Chronic Lyme disease is just a name

When I was very sick with chronic Lyme, the scariest thing was not the agonizing pain in my skin and muscles, not that my shin skin had deteriorated into raw meat, and not even that I had trouble walking and could barely talk without stammering.

The scariest thing, the thing that blew my mind was that the infectious disease doctor I turned to for help REFUSED to treat me for Lyme. I had tested positive, yet she stood there shaking her head, insisting that I must have MS instead. She basically blew off the positive Western Blot and ELISA tests.

The doctor breezily observed my skin rash, which had become so severe that I had developed a staph infection that put me in ER, and told me, "You are too late."

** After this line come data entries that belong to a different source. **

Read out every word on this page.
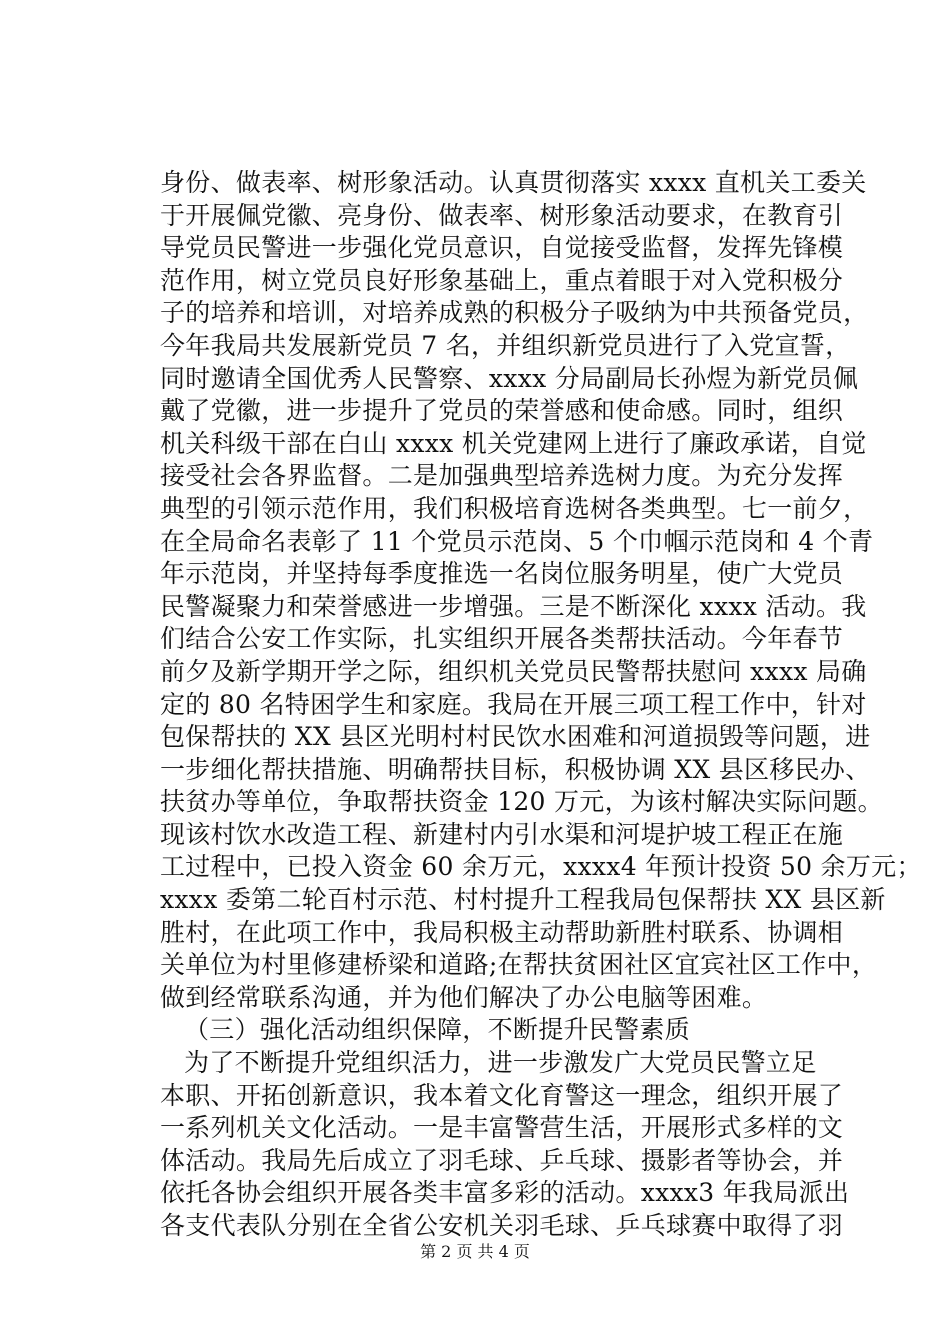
身份、做表率、树形象活动。认真贯彻落实 xxxx 直机关工委关
于开展佩党徽、亮身份、做表率、树形象活动要求，在教育引
导党员民警进一步强化党员意识，自觉接受监督，发挥先锋模
范作用，树立党员良好形象基础上，重点着眼于对入党积极分
子的培养和培训，对培养成熟的积极分子吸纳为中共预备党员，
今年我局共发展新党员 7 名，并组织新党员进行了入党宣誓，
同时邀请全国优秀人民警察、xxxx 分局副局长孙煜为新党员佩
戴了党徽，进一步提升了党员的荣誉感和使命感。同时，组织
机关科级干部在白山 xxxx 机关党建网上进行了廉政承诺，自觉
接受社会各界监督。二是加强典型培养选树力度。为充分发挥
典型的引领示范作用，我们积极培育选树各类典型。七一前夕，
在全局命名表彰了 11 个党员示范岗、5 个巾帼示范岗和 4 个青
年示范岗，并坚持每季度推选一名岗位服务明星，使广大党员
民警凝聚力和荣誉感进一步增强。三是不断深化 xxxx 活动。我
们结合公安工作实际，扎实组织开展各类帮扶活动。今年春节
前夕及新学期开学之际，组织机关党员民警帮扶慰问 xxxx 局确
定的 80 名特困学生和家庭。我局在开展三项工程工作中，针对
包保帮扶的 XX 县区光明村村民饮水困难和河道损毁等问题，进
一步细化帮扶措施、明确帮扶目标，积极协调 XX 县区移民办、
扶贫办等单位，争取帮扶资金 120 万元，为该村解决实际问题。
现该村饮水改造工程、新建村内引水渠和河堤护坡工程正在施
工过程中，已投入资金 60 余万元，xxxx4 年预计投资 50 余万元；
xxxx 委第二轮百村示范、村村提升工程我局包保帮扶 XX 县区新
胜村，在此项工作中，我局积极主动帮助新胜村联系、协调相
关单位为村里修建桥梁和道路;在帮扶贫困社区宜宾社区工作中，
做到经常联系沟通，并为他们解决了办公电脑等困难。
（三）强化活动组织保障，不断提升民警素质
为了不断提升党组织活力，进一步激发广大党员民警立足
本职、开拓创新意识，我本着文化育警这一理念，组织开展了
一系列机关文化活动。一是丰富警营生活，开展形式多样的文
体活动。我局先后成立了羽毛球、乒乓球、摄影者等协会，并
依托各协会组织开展各类丰富多彩的活动。xxxx3 年我局派出
各支代表队分别在全省公安机关羽毛球、乒乓球赛中取得了羽
第 2 页 共 4 页
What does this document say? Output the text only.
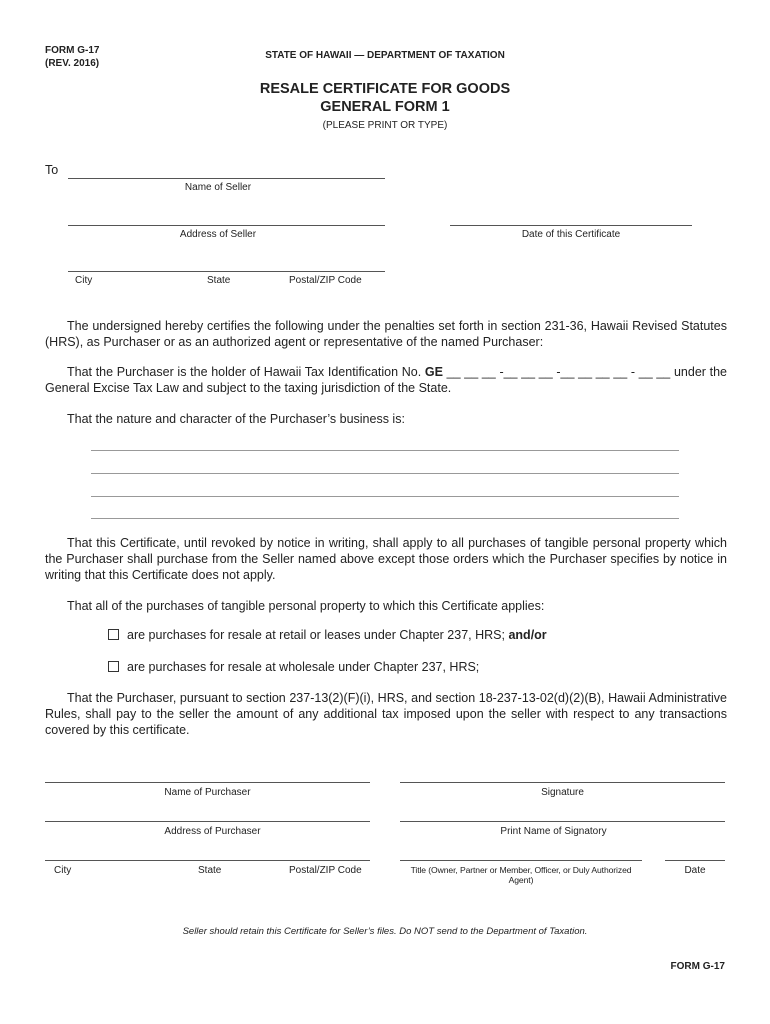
FORM G-17
(REV. 2016)
STATE OF HAWAII — DEPARTMENT OF TAXATION
RESALE CERTIFICATE FOR GOODS
GENERAL FORM 1
(PLEASE PRINT OR TYPE)
To
Name of Seller
Address of Seller	Date of this Certificate
City	State	Postal/ZIP Code
The undersigned hereby certifies the following under the penalties set forth in section 231-36, Hawaii Revised Statutes (HRS), as Purchaser or as an authorized agent or representative of the named Purchaser:
That the Purchaser is the holder of Hawaii Tax Identification No. GE __ __ __ -__ __ __ -__ __ __ __ - __ __ under the General Excise Tax Law and subject to the taxing jurisdiction of the State.
That the nature and character of the Purchaser’s business is:
That this Certificate, until revoked by notice in writing, shall apply to all purchases of tangible personal property which the Purchaser shall purchase from the Seller named above except those orders which the Purchaser specifies by notice in writing that this Certificate does not apply.
That all of the purchases of tangible personal property to which this Certificate applies:
are purchases for resale at retail or leases under Chapter 237, HRS; and/or
are purchases for resale at wholesale under Chapter 237, HRS;
That the Purchaser, pursuant to section 237-13(2)(F)(i), HRS, and section 18-237-13-02(d)(2)(B), Hawaii Administrative Rules, shall pay to the seller the amount of any additional tax imposed upon the seller with respect to any transactions covered by this certificate.
Name of Purchaser	Signature
Address of Purchaser	Print Name of Signatory
City	State	Postal/ZIP Code	Title (Owner, Partner or Member, Officer, or Duly Authorized Agent)
Date
Seller should retain this Certificate for Seller’s files. Do NOT send to the Department of Taxation.
FORM G-17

Huh? I couldn't think very clearly because of the brain fog, but this response just sounded utterly wrong to me. I was speechless.

She then dashed off a prescription for corticosteroids, which she said was my last hope. I took them, and the Lyme bacteria multiplied rapidly. Needless to say, my condition went from bad to worse.

I was in terrible shape when I staggered up to the window in her clinic and requested my medical files. My legs could barely hold me, and my hands and voice were just as shaky and weak. I had begun seeing a naturopath who advised me to retrieve my records from the ID doctor's office and take them with me. He treated me for Lyme with antibiotics and a host of supplements to support my liver, kidneys, my whole body. He also informed me as gently as he could that Prednisone, the steroids I'd been prescribed, are contra-indicated when the Lyme bacteria is underlying. I must have seemed to him like the walking zombie that I felt like. Looking back, I wonder if he ever thought that I was too late as well.

As it turned out, I was not "too late." I was at the wrong doctor. An ignorant doctor -- one who needs to be educated about Lyme and doesn't even know it. I got better. Lyme symptoms are still a part of my life, and I still watch my health like a hawk. It has been a lot of work, but I'm stubborn and lucky and willing to work hard. I have no doubt that today I'd be very ill, confined to a wheelchair and on permanent disability, if I had listened to that ID doctor. Instead, every day is a miracle. I've achieved some of my wildest dreams, and I share my life with friends and family who are more precious than gold.

Now, of course, I also realize that my story is unfortunately not unusual among people with Lyme.

People who get better, even if it's only 90% better, often turn their heads and never look back. Who can blame them? But I don't want to forget. If it could happen to me, it could happen to anyone I love, my brilliant nieces and nephews, my mother, my life partner, my favorite teachers. More people need to be educated about Lyme, and controversies over what to call it -- whether it's chronic Lyme disease (CDL), or Post Lyme Disease Syndrome (PLDS), stand in the way of the badly-needed education about Lyme. Stephanie, whom I interviewed last week for the LDRD Success Stories series, mentioned she had just completed her degree as a registered nurse one month before she discovered she had Lyme. In her years in medical school, not one course instructor had even mentioned it.

I hope that as more doctors are educated, more will recognize that Lyme is a multi-stage disease, like syphilis (over which there is no controversy), and the controversy over late-stage or chronic Lyme disease will fade. By whatever name you call it.